Protection against infection with intracellular pathogens operates in two stages, early innate resistance and late acquired protective immunity (API), in inbred mouse strains. Although both C57BL/10 (B10) and BALB/c mice bear the susceptible phenotype of innate resistance, Calmette-Guérin bacillus (BCG) vaccination generated efficient API in B10 but not in BALB/c mice. Employing a specific nitric oxide (NO) synthase inhibitor, we revealed that NO production plays a pivotal role in the API of B10 mice. Consistent with this, expressions of the inducible isoform of NO synthase (iNOS) protein and mRNA were significantly higher in the spleen of B10 mice than in that of BALB/c mice. Furthermore, IFN-gamma, a potent inducer of iNOS, and mRNAs for IL-12 (p40); an inducer of IFN-gamma and IL-2 were also vigorously expressed in the spleen of B10 mice compared with that of BALB/c mice. In an attempt to clarify the mechanism by which the different capacities for API are generated, we analyzed the cytokine network between T cells and macrophages in both B10 and BALB/c mice.
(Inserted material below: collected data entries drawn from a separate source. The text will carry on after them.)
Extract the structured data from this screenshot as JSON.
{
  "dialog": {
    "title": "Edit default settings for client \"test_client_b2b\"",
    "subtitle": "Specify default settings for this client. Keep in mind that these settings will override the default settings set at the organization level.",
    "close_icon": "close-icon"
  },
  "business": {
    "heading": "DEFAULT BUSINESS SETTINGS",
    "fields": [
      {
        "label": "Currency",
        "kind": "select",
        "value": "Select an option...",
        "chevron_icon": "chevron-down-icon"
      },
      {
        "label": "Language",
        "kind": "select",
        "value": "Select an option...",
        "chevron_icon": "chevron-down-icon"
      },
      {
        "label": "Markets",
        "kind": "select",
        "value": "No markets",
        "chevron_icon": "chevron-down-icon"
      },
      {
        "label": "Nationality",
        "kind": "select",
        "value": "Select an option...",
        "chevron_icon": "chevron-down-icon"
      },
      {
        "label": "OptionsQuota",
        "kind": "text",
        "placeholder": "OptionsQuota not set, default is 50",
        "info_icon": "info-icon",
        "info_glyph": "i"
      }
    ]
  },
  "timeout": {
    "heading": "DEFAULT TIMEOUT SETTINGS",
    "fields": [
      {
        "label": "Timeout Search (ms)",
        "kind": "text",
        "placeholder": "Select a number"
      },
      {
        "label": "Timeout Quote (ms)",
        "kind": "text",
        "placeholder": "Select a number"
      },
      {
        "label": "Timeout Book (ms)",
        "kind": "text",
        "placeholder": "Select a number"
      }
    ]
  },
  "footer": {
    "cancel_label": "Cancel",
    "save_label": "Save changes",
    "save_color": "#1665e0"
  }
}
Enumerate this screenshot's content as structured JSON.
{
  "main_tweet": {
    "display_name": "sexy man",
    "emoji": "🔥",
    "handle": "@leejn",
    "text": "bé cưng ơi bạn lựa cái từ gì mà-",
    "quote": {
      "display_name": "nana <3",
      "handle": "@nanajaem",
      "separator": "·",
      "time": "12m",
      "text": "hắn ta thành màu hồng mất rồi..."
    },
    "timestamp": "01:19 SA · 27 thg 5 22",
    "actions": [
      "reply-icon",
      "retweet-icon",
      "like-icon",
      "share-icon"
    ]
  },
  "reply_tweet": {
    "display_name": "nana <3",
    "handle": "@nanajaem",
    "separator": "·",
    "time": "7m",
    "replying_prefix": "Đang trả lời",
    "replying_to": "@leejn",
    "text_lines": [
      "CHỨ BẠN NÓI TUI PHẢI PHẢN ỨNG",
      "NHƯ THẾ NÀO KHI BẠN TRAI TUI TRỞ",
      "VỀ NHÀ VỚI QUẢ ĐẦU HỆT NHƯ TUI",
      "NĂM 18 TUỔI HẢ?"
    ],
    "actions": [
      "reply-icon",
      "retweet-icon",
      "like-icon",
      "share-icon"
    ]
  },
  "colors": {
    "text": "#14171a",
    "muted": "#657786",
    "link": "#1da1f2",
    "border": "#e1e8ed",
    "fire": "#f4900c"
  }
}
We found that multiple functions of macrophages, which include capacities to express IL-12 (p40) mRNA in response to BCG and to express mRNAs for iNOS and IL-12 (p40) in response to IFN-gamma, were impaired in BALB/c mice as compared with B10 mice. However, T cells appeared to express comparable level of IFN-gamma mRNA in both strains when stimulated with IL-12. Taken together, these results indicate that the macrophage functions play a pivotal role in both the induction and effector phases of API to determine the susceptibility of mice to BCG infection.